Pour atteindre ce but, pour préparer, non le divorce, mais la séparation de l’église et de l’état, pour que chacun des deux pouvoirs reste dans le domaine qui lui appartient, il importe avant tout d’éviter de les mêler ensemble. Est-ce la préoccupation de ceux qui détendent avec le plus de vivacité les droits de la religion ? Par une contradiction étrange, s’ils veulent exclure l’état des choses de la religion, ils s’attachent avec un soin persévérant à faire intervenir la religion dans les choses de l’état. Ils appellent ses ministres à prendre une part officielle dans les affaires publiques, ils essaient d’introduire les croyances dans la législation civile et économique : alliance périlleuse, pour la religion surtout, qu’on livre aux passions politiques, qu’on jette dans la mêlée de nos tristes discordes !

Le passé fournit à cet égard des exemples qui doivent servir d’enseignement pour l’avenir.

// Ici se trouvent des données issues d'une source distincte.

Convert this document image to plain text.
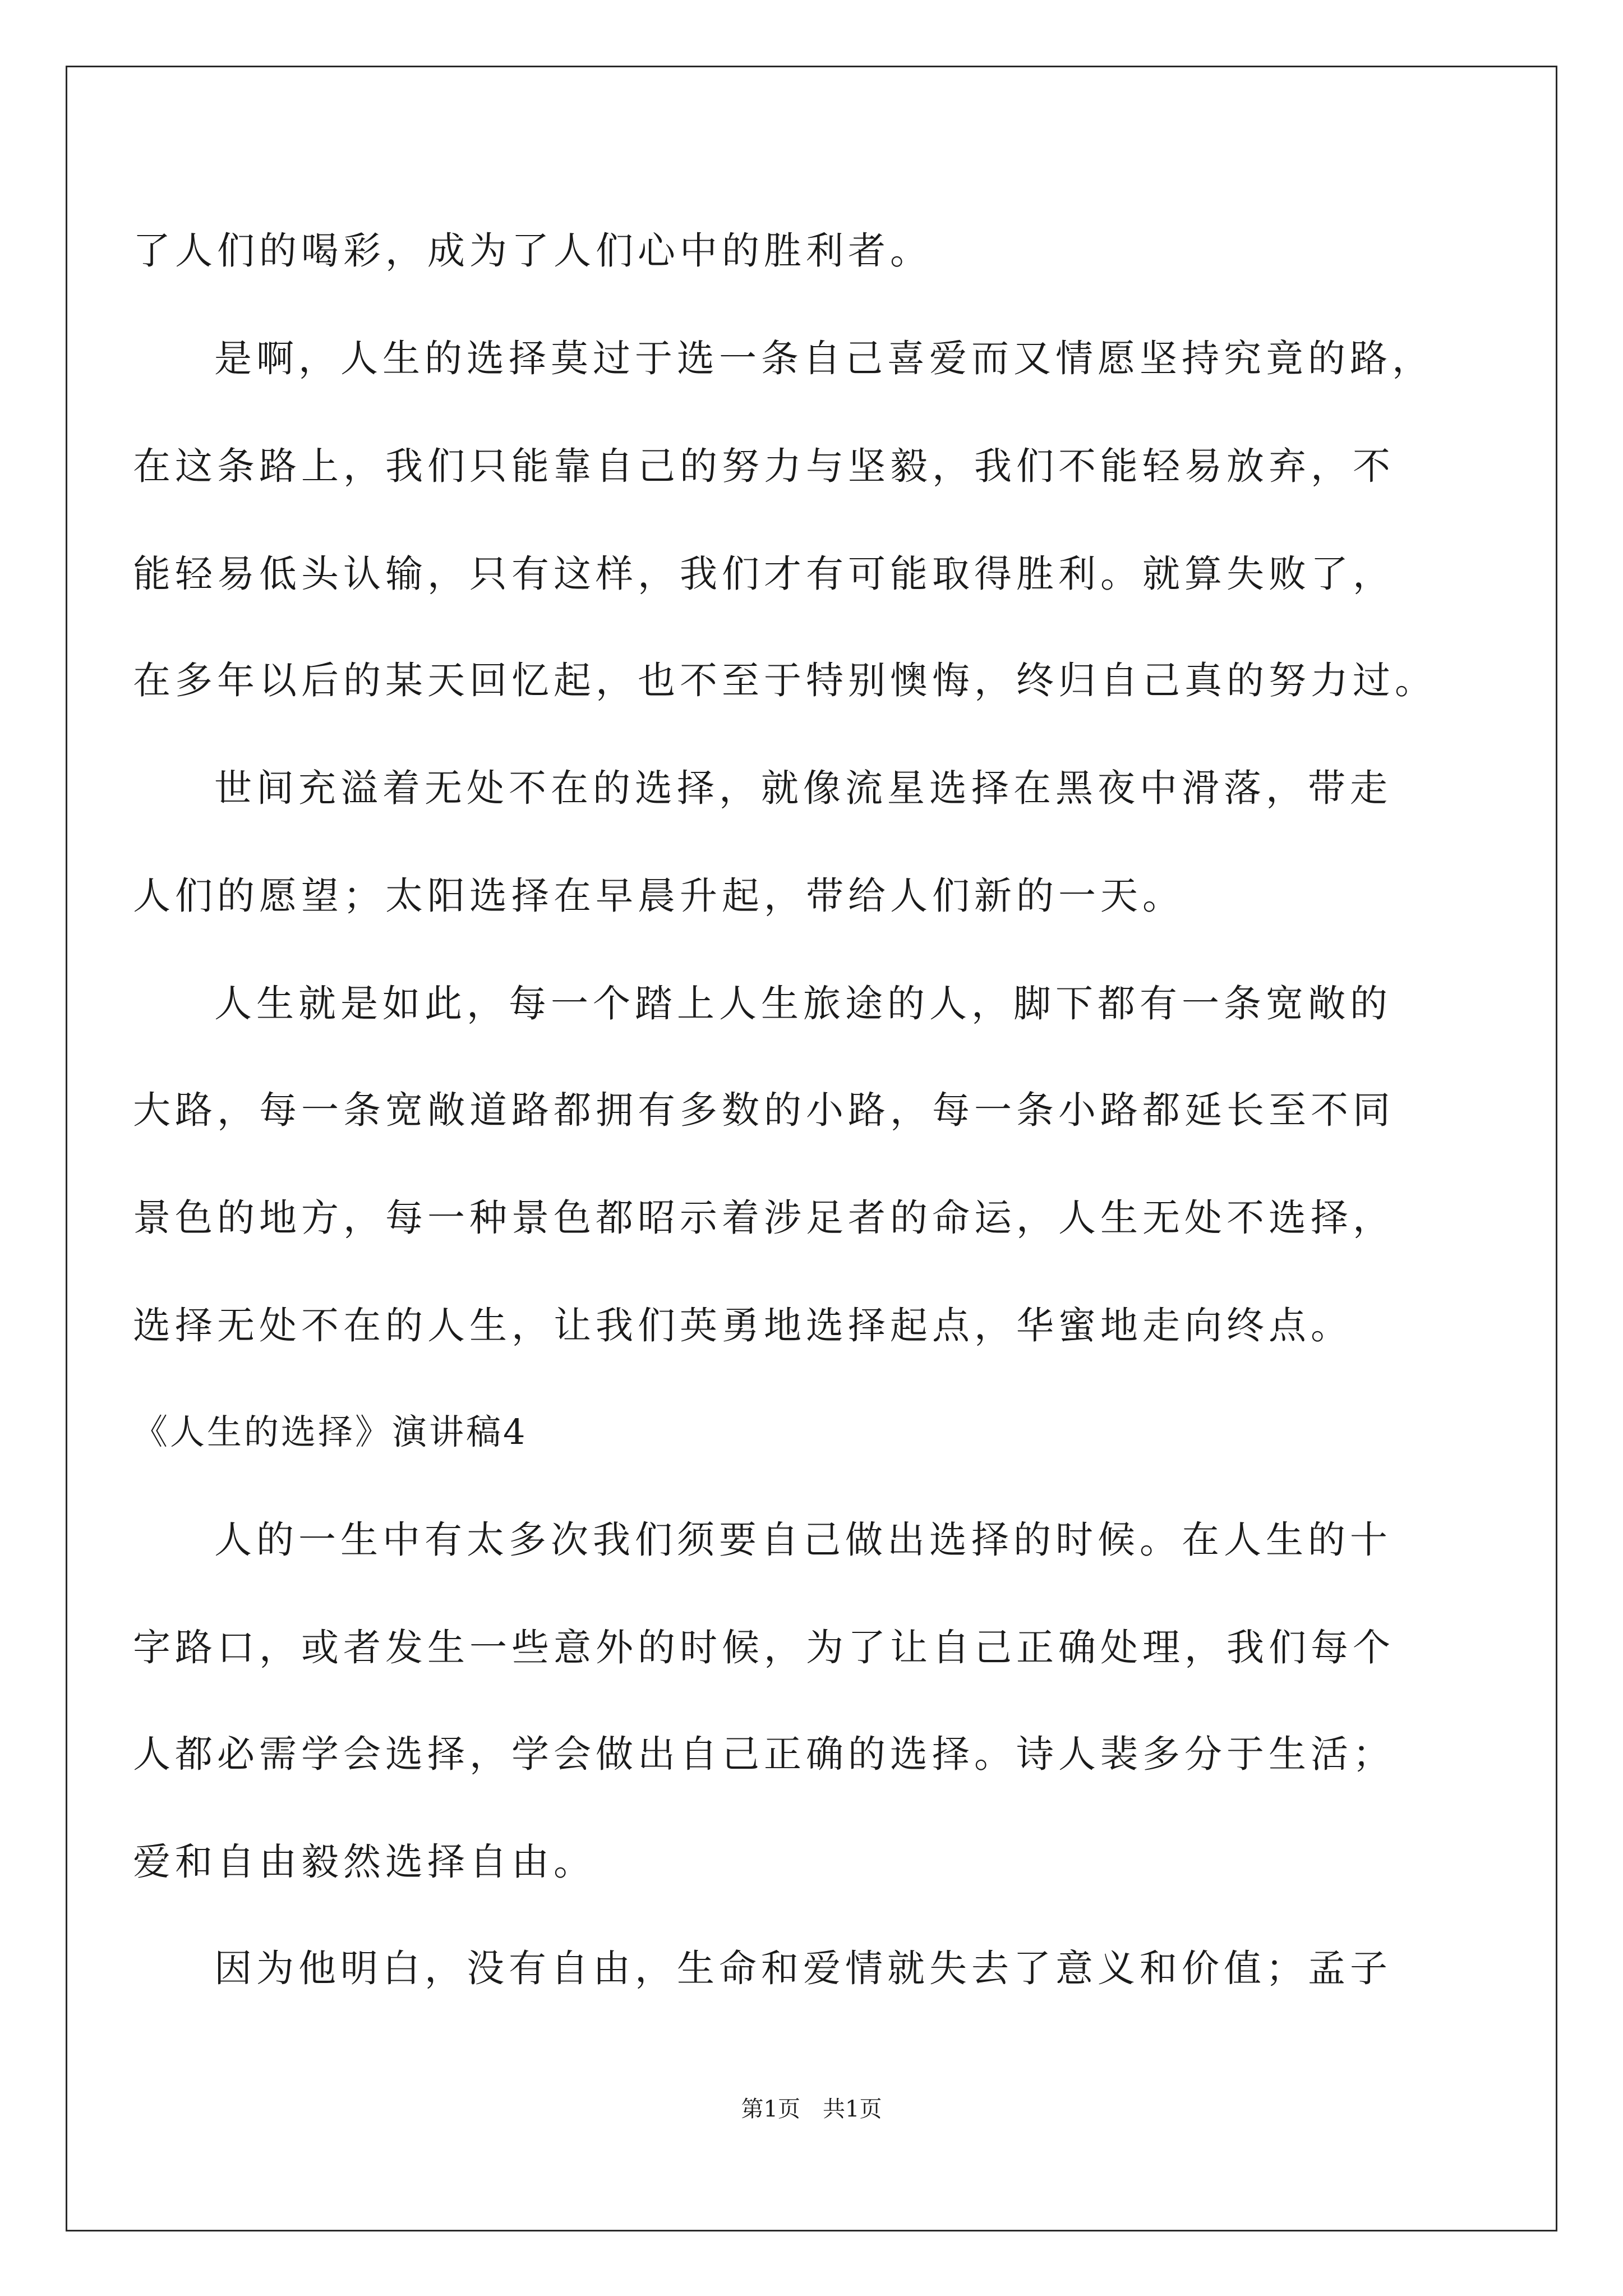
了人们的喝彩，成为了人们心中的胜利者。
是啊，人生的选择莫过于选一条自己喜爱而又情愿坚持究竟的路，
在这条路上，我们只能靠自己的努力与坚毅，我们不能轻易放弃，不
能轻易低头认输，只有这样，我们才有可能取得胜利。就算失败了，
在多年以后的某天回忆起，也不至于特别懊悔，终归自己真的努力过。
世间充溢着无处不在的选择，就像流星选择在黑夜中滑落，带走
人们的愿望；太阳选择在早晨升起，带给人们新的一天。
人生就是如此，每一个踏上人生旅途的人，脚下都有一条宽敞的
大路，每一条宽敞道路都拥有多数的小路，每一条小路都延长至不同
景色的地方，每一种景色都昭示着涉足者的命运，人生无处不选择，
选择无处不在的人生，让我们英勇地选择起点，华蜜地走向终点。
《人生的选择》演讲稿4
人的一生中有太多次我们须要自己做出选择的时候。在人生的十
字路口，或者发生一些意外的时候，为了让自己正确处理，我们每个
人都必需学会选择，学会做出自己正确的选择。诗人裴多分于生活；
爱和自由毅然选择自由。
因为他明白，没有自由，生命和爱情就失去了意义和价值；孟子
第1页　共1页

Dans la révolution, l’église catholique a payé d’odieuses et cruelles persécutions son long règne politique. Après 1830, elle fut outragée, suivant l’expression de M. de Lamennais, « pour son alliance avec le pouvoir. » Les attaques auxquelles elle fut en butte eurent le caractère de représailles politiques. « Ainsi le palais archi-épiscopal de Paris fut saccagé parce qu’on avait cru voir dans un des derniers mandemens de l’archevêque des allusions aux coups d’état. Ainsi l’église de Saint-Germain-l’Auxerrois fut dévastée parce qu’après un service pour l’ame du duc de Berry, un jeune homme imprudent suspendit au catafalque l’image du duc de Bordeaux. Ainsi les croix de missions plantées dans les derniers temps furent abattues parce qu’elles portaient aux extrémités des fleurs de lis, et que les missionnaires avaient mêlé souvent à leurs prédications des objets de pure politique, tandis que la croix ancienne, la croix sans emblèmes étrangers, ne fut l’objet d’aucune insulte. Partout où l’on ne trouva que la religion, la religion fut respectée[1]. » Ce qui s’est passé après la révolution de février achève de démontrer tout ce que la religion gagne à demeurer étrangère à la politique. Pendant le règne qui venait de s’accomplir, tout en obtenant les respects, les égards, les faveurs qui lui sont dus, elle n’était point sortie du sanctuaire. Non-seulement elle ne fut en butte à aucun outrage, mais ses ministres recueillirent des hommages populaires. Puissent ces souvenirs ne point s’effacer, ni ces enseignemens se perdre !


VIVIEN.

  1. Lamennais, t. VIII, p. 52.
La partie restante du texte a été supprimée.